When I entered valuation work, my first appraisal assignment involved the cash-out refinance of three quick lube garages in various counties of East Tennessee.
As a newcomer to the field, I made the rookie mistake of wearing dress slacks and three-inch heels to our inspections. Navigating through the garage pit, the oil and dirty water nearly ruined my shoes.
At the time, I was still very new to appraisal work (and quick lubes, for that matter). When I learned that we were evaluating the properties by price per bay rather than price per square foot, something clicked in my novice appraisal mind. Curious, I asked my mentors why this approach was used. The response was something along the lines of "it just typically works better that way," which lacked the quantitative rigor I was looking for. While I noticed that price per garage bay sale prices seemed more consistent than price per square foot sale prices, I couldn't quite grasp the reason behind it.
A few months later, during my first Appraisal Institute course, I learned about the coefficient of variation (COV) and its role in selecting the unit of comparison. The objective is to minimize the COV between different units of comparison. Suddenly, it became clear that this was what my mentors had been doing: minimizing the internal dispersion between various units of comparison without explicitly naming or calculating it. Many appraisers instinctively apply this principle when valuing apartment buildings by price per unit, hotels by price per room, or commercial land by price per front foot.

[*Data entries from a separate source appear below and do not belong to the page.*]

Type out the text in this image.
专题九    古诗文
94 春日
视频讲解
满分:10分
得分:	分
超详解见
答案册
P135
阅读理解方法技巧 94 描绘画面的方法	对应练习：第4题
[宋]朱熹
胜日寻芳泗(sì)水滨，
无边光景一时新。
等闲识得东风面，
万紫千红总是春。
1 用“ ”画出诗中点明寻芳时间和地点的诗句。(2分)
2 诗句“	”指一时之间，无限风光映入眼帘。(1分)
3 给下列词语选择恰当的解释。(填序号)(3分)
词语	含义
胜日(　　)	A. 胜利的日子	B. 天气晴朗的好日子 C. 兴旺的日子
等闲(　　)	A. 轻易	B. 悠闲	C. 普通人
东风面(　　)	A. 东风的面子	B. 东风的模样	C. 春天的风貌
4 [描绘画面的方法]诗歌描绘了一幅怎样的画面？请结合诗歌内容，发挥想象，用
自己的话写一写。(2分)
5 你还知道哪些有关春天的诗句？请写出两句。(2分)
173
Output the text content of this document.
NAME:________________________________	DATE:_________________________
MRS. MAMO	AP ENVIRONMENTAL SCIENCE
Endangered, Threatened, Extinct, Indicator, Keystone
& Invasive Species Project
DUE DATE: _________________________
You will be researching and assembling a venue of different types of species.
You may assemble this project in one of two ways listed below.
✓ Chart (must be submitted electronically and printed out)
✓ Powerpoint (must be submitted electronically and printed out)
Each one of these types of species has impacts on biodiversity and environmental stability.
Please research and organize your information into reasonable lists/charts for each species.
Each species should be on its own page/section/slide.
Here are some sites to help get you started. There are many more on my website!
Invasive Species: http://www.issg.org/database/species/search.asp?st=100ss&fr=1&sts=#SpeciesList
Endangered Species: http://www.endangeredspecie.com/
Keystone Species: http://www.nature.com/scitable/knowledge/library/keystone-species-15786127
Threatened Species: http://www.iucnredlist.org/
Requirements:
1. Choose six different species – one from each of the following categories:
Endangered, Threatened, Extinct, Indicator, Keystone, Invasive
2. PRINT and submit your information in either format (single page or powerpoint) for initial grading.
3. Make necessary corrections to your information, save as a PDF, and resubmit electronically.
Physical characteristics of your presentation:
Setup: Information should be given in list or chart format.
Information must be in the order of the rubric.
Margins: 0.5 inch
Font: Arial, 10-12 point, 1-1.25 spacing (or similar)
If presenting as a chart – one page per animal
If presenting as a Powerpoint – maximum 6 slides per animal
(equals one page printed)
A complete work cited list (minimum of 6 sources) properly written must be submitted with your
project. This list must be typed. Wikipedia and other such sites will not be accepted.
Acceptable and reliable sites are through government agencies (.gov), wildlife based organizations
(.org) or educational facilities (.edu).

But what exactly is the coefficient of variation, and why is it so effective? The COV is the standard deviation of a data set normalized by the mean. This normalization is crucial because it expresses the standard deviation as a percentage of the mean, allowing for a consistent scale across sets with different units. This approach provides a clearer, more comparable measure of variability, making it a powerful tool in appraisal work.
Consider the following data sets:
Set 1: {1, 1, 2, 3, 5, 8, 13}
Set 2: {100, 100, 200, 300, 500, 800, 1300}
It should be evident that the only difference between Set 1 and Set 2 is a linear factor of 100. At first glance, neither set appears to be more inherently dispersed than the other. However, if we compare the (sample) standard deviations of the two sets:
Set 1: Std = 4.42396
Set 2: Std = 442.396
Set 2 has a higher standard deviation than Set 1, but this is due to the different scales of the sets, not because Set 2 has more internal dispersion. If we only consider the standard deviation, it might seem that Set 2 is significantly more dispersed than Set 1.
To get a clearer comparison, we should normalize the standard deviations of both sets by their respective means, representing them as percentages of their means:
Set 1: COV = std/mean = 4.42/4.71 = 93.9%
Set 2 COV = std/mean = 442/471 = 93.9%
Now, the mathematics accurately reflect the intuitive sense of dispersion between these two sets—they have the same relative dispersion. The COV clearly provides a better measure of internal dispersion than the standard deviation alone.
You might be wondering, "Why does this matter? What’s the point?"
Consider adjustments in appraisal. We typically aim to minimize adjustments as represented by a gross percentage of unit prices. By choosing the unit of comparison with the least internal dispersion, the adjustments required are smaller. Essentially, you are selecting the unit of comparison that minimizes adjustments on a gross percentage basis, which significantly enhances the credibility of your final value conclusion.
Additionally, as demonstrated in our example, changing a set of data by a linear factor doesn’t alter the internal dispersion as reflected by the COV. Although multiplying one set by 100 results in a larger sample standard deviation, the COV remains unchanged.
In other words, the COV is invariant under scale transformations.
This concept applies to valuing land by price per acre compared to price per square foot: the two differ only by a linear factor of 43,560. Therefore, one is not inherently better than the other in terms of normalized internal dispersion. There’s no need to compare the two to determine which has less internal dispersion, as they only differ by a scaler factor.
Thus, the COV provides a consistent and reliable measure of internal dispersion, which is crucial for making accurate comparisons across different units of measurement. This understanding is particularly valuable when selecting the unit of comparison that minimizes adjustments and enhances the credibility of the final value conclusion.
The application of the COV is not limited to a specific property type but is a fundamental principle that can be used across various appraisal contexts, whether it be valuing quick lube garages by price per bay, apartment buildings by price per unit, or land by price per acre versus price per square foot. By recognizing that these units of comparison only differ by a linear factor, appraisers can confidently choose the most appropriate unit without the need for additional comparisons, ensuring a more rigorous and credible valuation process.